Rhone Resch: Well, it's important to remember that the United States invented solar energy. We invented photovoltaics about 54 years ago. We were the number one manufacturer of solar just eight years ago. Today we've dropped to fourth place and, unfortunately, we're seeing more and more companies opening up factories overseas. But the reality is the Obama administration has substantially ramped up investment into R&D. You see new programs, not only at the National Renewable Energy Laboratory, but at universities around the country and you're starting to see kind of the next generation of grad students who will want to get into energy and material sciences focusing on solar energy, which is exciting. So you're creating a whole new generation, a whole new brain trust if you will, focus on advanced solar technologies. In the long run, I think this will have a very large pay back to our economy. It's a smart investment for the administration to make at this point.

Monica Trauzzi: And recently two members of the Senate Finance Committee introduced legislation that would broaden existing solar tax credits and the legislation is really seeking to sort of subsidize domestic manufacturing. There are always questions about why the U.S. government should continue to subsidize an industry like the solar energy industry. So many incentives have already been put in place, why should the solar industry continue to get money from the government?

Rhone Resch: Well, there's an interesting fact and that is the solar industry lags far behind the fossil industry and most of the other renewable energy industries, with respect to actually receiving support. It wasn't really until the 2005 energy bill that you created any tax incentives for solar energy. And what this bill does is it creates jobs here in the United States and this is absolutely critical. When you look at what incentives are offered by Germany, by Malaysia, by China, we can't compete here in the U.S. There is no federal support for new manufacturing and that's a shame. When you look at the states that are going to benefit most by the growth of the solar industry it's Ohio, Michigan, Tennessee, Indiana; those states that have strong manufacturing bases but have gone through a major downturn with both the slide in the economy as well as traditional manufacturing moving overseas.

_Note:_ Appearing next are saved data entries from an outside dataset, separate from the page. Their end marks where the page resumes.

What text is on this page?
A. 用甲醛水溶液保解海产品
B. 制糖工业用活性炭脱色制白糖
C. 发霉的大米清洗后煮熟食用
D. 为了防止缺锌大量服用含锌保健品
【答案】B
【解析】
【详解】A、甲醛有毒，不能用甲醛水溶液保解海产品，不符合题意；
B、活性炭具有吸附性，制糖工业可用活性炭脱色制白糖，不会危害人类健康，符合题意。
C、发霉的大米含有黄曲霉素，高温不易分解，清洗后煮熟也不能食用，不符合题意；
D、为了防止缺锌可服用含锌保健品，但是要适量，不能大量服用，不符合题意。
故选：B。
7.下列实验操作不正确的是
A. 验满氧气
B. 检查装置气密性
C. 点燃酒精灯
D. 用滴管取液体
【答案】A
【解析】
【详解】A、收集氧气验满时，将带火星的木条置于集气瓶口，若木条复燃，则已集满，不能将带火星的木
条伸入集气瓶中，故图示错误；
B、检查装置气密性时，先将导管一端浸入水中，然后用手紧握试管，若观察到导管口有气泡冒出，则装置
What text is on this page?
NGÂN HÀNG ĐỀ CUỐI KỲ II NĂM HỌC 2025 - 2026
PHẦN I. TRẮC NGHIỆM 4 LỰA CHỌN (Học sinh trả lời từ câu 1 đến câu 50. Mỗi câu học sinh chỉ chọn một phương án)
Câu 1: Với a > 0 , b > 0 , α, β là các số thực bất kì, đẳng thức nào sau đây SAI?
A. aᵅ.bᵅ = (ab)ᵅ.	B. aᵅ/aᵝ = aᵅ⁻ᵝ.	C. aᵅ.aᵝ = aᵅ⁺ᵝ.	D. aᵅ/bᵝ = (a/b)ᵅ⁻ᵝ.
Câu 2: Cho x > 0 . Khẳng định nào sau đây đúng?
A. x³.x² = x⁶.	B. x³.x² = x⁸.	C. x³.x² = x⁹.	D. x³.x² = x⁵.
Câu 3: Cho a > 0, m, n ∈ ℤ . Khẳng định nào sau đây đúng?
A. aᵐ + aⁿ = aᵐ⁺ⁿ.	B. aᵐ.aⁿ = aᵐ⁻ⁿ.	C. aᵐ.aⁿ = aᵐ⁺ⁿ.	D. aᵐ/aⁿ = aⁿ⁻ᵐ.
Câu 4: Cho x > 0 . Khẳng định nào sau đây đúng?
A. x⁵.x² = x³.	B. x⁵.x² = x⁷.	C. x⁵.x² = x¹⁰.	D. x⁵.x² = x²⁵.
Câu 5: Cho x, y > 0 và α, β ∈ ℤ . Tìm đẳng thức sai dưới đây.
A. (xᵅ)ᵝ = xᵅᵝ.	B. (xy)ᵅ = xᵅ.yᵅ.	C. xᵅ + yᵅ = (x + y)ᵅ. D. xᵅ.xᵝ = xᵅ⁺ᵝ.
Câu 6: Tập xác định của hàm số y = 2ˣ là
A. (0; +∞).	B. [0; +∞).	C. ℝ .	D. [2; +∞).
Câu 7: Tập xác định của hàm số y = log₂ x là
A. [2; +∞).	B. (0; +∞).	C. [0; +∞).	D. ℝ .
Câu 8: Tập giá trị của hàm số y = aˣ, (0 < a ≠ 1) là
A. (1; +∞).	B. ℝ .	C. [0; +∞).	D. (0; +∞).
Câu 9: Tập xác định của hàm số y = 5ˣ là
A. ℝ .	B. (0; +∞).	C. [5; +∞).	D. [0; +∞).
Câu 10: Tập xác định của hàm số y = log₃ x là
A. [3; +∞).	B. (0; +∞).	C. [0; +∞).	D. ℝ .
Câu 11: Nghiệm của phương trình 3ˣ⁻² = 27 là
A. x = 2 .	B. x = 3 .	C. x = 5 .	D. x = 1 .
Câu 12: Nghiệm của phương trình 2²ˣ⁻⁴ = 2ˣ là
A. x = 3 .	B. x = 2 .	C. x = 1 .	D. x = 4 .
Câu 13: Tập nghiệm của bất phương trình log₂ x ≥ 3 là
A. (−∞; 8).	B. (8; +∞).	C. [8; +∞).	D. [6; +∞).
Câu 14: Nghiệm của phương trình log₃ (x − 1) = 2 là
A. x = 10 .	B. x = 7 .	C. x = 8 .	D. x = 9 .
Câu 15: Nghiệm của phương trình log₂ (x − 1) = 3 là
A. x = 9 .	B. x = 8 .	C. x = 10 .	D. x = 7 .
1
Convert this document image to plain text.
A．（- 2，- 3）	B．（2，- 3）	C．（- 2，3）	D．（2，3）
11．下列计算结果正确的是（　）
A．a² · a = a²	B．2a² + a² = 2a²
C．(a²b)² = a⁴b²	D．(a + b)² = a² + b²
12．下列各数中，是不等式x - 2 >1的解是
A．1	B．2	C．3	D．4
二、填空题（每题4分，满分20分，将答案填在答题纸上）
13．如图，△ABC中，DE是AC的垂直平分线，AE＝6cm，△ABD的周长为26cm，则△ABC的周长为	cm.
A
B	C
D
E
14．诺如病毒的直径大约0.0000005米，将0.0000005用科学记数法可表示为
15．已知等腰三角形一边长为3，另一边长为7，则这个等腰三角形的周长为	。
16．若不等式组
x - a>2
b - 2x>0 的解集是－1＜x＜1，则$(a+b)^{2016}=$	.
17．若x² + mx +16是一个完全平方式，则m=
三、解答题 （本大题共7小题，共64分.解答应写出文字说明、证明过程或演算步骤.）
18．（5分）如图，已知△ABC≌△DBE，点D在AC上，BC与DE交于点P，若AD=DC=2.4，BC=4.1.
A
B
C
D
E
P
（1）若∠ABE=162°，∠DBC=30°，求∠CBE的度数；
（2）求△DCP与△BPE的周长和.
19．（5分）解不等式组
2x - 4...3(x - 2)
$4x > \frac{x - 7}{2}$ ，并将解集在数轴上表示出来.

We can bring those jobs back here to the United States and I think that's something that everybody would support and it's not necessarily just for the solar industry, it can be done for all kind of green technologies, wind, solar, geothermal, etc., but what's critical is that we create a level playing field for companies to build their factories here in the United States compared to going overseas to China or Malaysia.

Monica Trauzzi: The Senate climate bill faces an uphill battle to get those 60 votes that it needs. If the bill does not pass, what will the direct impacts be on your industry?

Rhone Resch: Well, I think what's important is that in the long run we have a very clear signal on the price of carbon emissions and that having a discussion in the Senate and having a bill passed out of the House has already alerted the utility industry, has already alerted manufacturers that this is the direction we're heading. If it doesn't pass now, it will pass in two years. But we're very optimistic that a bill can be crafted, a bipartisan bill can be crafted that is going to pass the Senate and that will be worked out with the house and will be signed into law in the next year. What's absolutely critical in our opinion though is that you keep the climate provisions; you keep the carbon cap-and-trade provisions together with the energy provisions, because they're intrinsically linked. You cannot separate the two apart and so, in the long run, we think it's critical that the energy bill go forward with both of those provisions in place.

Monica Trauzzi: OK, so you will not be pushing the Senate to just take up those energy provisions?

Rhone Resch: Absolutely not, no. Although there are some strong support for solar in just the energy provisions, we think it's critical that the two go hand in hand.

Monica Trauzzi: OK, we'll end it right there. Thank you for coming on the show.

Rhone Resch: My pleasure, thank you.

Monica Trauzzi: And thanks for watching. We'll see you back here tomorrow.